Houa was born in 1867 and died in 1918. In addition to the singular claim to fame at L-B-L, Houa was both Belgian amateur (1893) and professional (1894) National Champion, as well winning at Maastricht in 1896. The first of Houa's la Doyene victories was by twenty-two minutes over second placed Leon Lhoest; the second win came with a thirty minute margin over Michael Borisowski, while the third win was a much closer seven minutes, over Louis Rasquinet.

I have no idea what the weather was like the day of that first race which, incidentally, started and ended in Spa, rather than Liege - was it wet, was it dry? Spring in that part of Europe, at that time of year, it could go either way. Think of the roads the riders raced along. The cobbles. During today's Spring Classics, the cobbled sections are considered amongst the more challenging ones. One hundred twenty years ago they were probably amongst the better sections; farm tracks and country roads, both with rough dirt surfaces, pitted and likely with some washboarding would have made up much of the route.

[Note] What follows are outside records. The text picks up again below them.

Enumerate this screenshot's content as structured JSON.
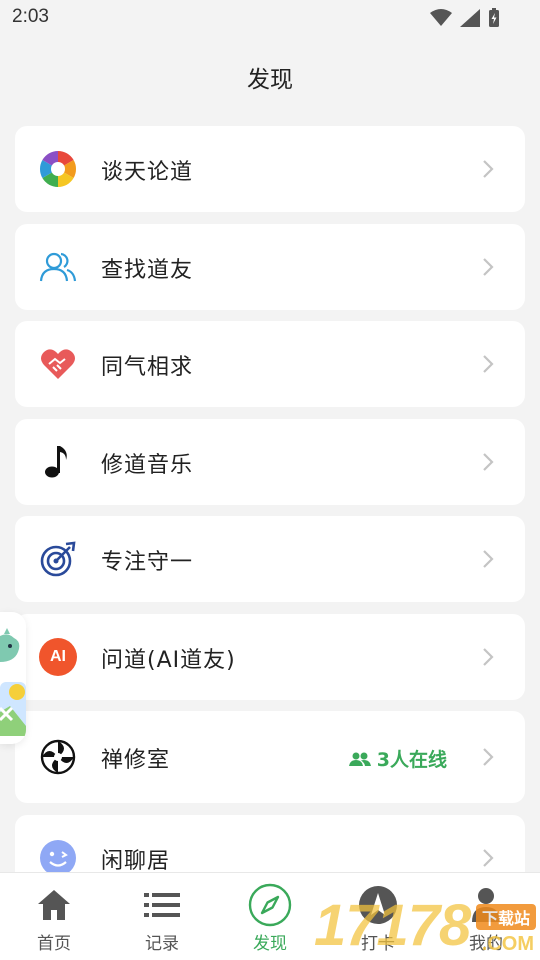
{
  "status_bar": {
    "time": "2:03"
  },
  "page": {
    "title": "发现"
  },
  "items": [
    {
      "label": "谈天论道",
      "icon": "camera-aperture-icon"
    },
    {
      "label": "查找道友",
      "icon": "users-icon"
    },
    {
      "label": "同气相求",
      "icon": "heart-handshake-icon"
    },
    {
      "label": "修道音乐",
      "icon": "music-note-icon"
    },
    {
      "label": "专注守一",
      "icon": "target-arrow-icon"
    },
    {
      "label": "问道(AI道友)",
      "icon": "ai-badge-icon",
      "icon_text": "AI"
    },
    {
      "label": "禅修室",
      "icon": "spiral-icon",
      "badge": "3人在线"
    },
    {
      "label": "闲聊居",
      "icon": "wink-face-icon"
    }
  ],
  "tabs": [
    {
      "label": "首页",
      "icon": "home-icon"
    },
    {
      "label": "记录",
      "icon": "list-icon"
    },
    {
      "label": "发现",
      "icon": "compass-icon",
      "active": true
    },
    {
      "label": "打卡",
      "icon": "checkin-icon"
    },
    {
      "label": "我的",
      "icon": "person-icon"
    }
  ],
  "watermark": {
    "main": "17178",
    "badge": "下载站",
    "suffix": ".COM"
  },
  "colors": {
    "accent": "#3aa95a",
    "background": "#f3f3f3",
    "card": "#ffffff",
    "ai_badge": "#f0552c"
  }
}
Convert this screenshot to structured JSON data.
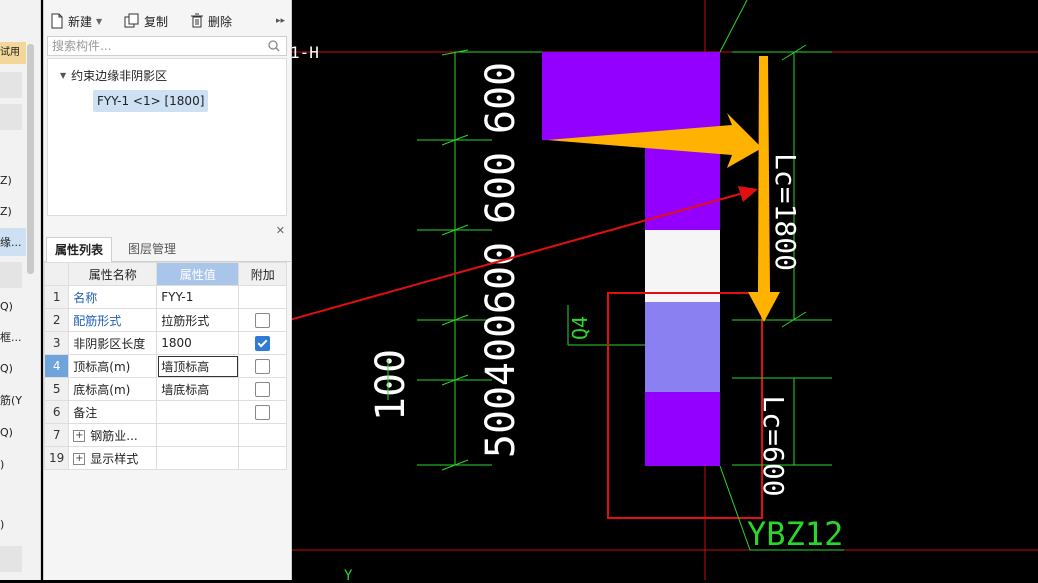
{
  "left_strip": {
    "badge": "试用",
    "items": [
      "Z)",
      "Z)",
      "缘...",
      "Q)",
      "框...",
      "Q)",
      "筋(Y",
      "Q)",
      ")",
      ")"
    ]
  },
  "toolbar": {
    "new_label": "新建",
    "copy_label": "复制",
    "delete_label": "删除"
  },
  "search": {
    "placeholder": "搜索构件..."
  },
  "tree": {
    "group_label": "约束边缘非阴影区",
    "leaf_label": "FYY-1 <1> [1800]"
  },
  "tabs": [
    {
      "label": "属性列表"
    },
    {
      "label": "图层管理"
    }
  ],
  "table": {
    "headers": [
      "属性名称",
      "属性值",
      "附加"
    ],
    "rows": [
      {
        "num": "1",
        "name": "名称",
        "value": "FYY-1"
      },
      {
        "num": "2",
        "name": "配筋形式",
        "value": "拉筋形式"
      },
      {
        "num": "3",
        "name": "非阴影区长度",
        "value": "1800"
      },
      {
        "num": "4",
        "name": "顶标高(m)",
        "value": "墙顶标高"
      },
      {
        "num": "5",
        "name": "底标高(m)",
        "value": "墙底标高"
      },
      {
        "num": "6",
        "name": "备注",
        "value": ""
      },
      {
        "num": "7",
        "name": "钢筋业...",
        "value": ""
      },
      {
        "num": "19",
        "name": "显示样式",
        "value": ""
      }
    ]
  },
  "cad": {
    "axis_label": "1-H",
    "dims_left": [
      "600",
      "600",
      "600",
      "400",
      "500"
    ],
    "dim_100": "100",
    "label_q4": "Q4",
    "lc_1800": "Lc=1800",
    "lc_600": "Lc=600",
    "ybz": "YBZ12",
    "axis_y": "Y"
  },
  "colors": {
    "purple": "#9400ff",
    "light_purple": "#8a80f2",
    "white_block": "#f5f5f5",
    "green_dim": "#2bd62b",
    "red_line": "#e01010",
    "orange_arrow": "#ffb300"
  }
}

Like today, if it rained the riders would have been covered in mud; if it were dry, a thick coating of dust would have disguised their true appearance.

The other notable feature of Liege Bastogne Liege are the cote, the short but oh-so-steep hills that burst from the Flemish countryside and mass toward the end of the route, a formidable barricade which must be overcome. The roads, the cotes, the distance, the early bicycles, maybe the weather all conspired to punish the riders at the end of a long day. Of the thirty-three men who started the 1892 race only seventeen made it to the finish. The last three of those men staggered home more than five hours after Houa, who took nearly eleven hours to ride the two-hundred fifty kilometer race.

Houa left bicycle racing in 1896 to focus on the new fad of motoring. He died as the result of a motor vehicle crash in 1918.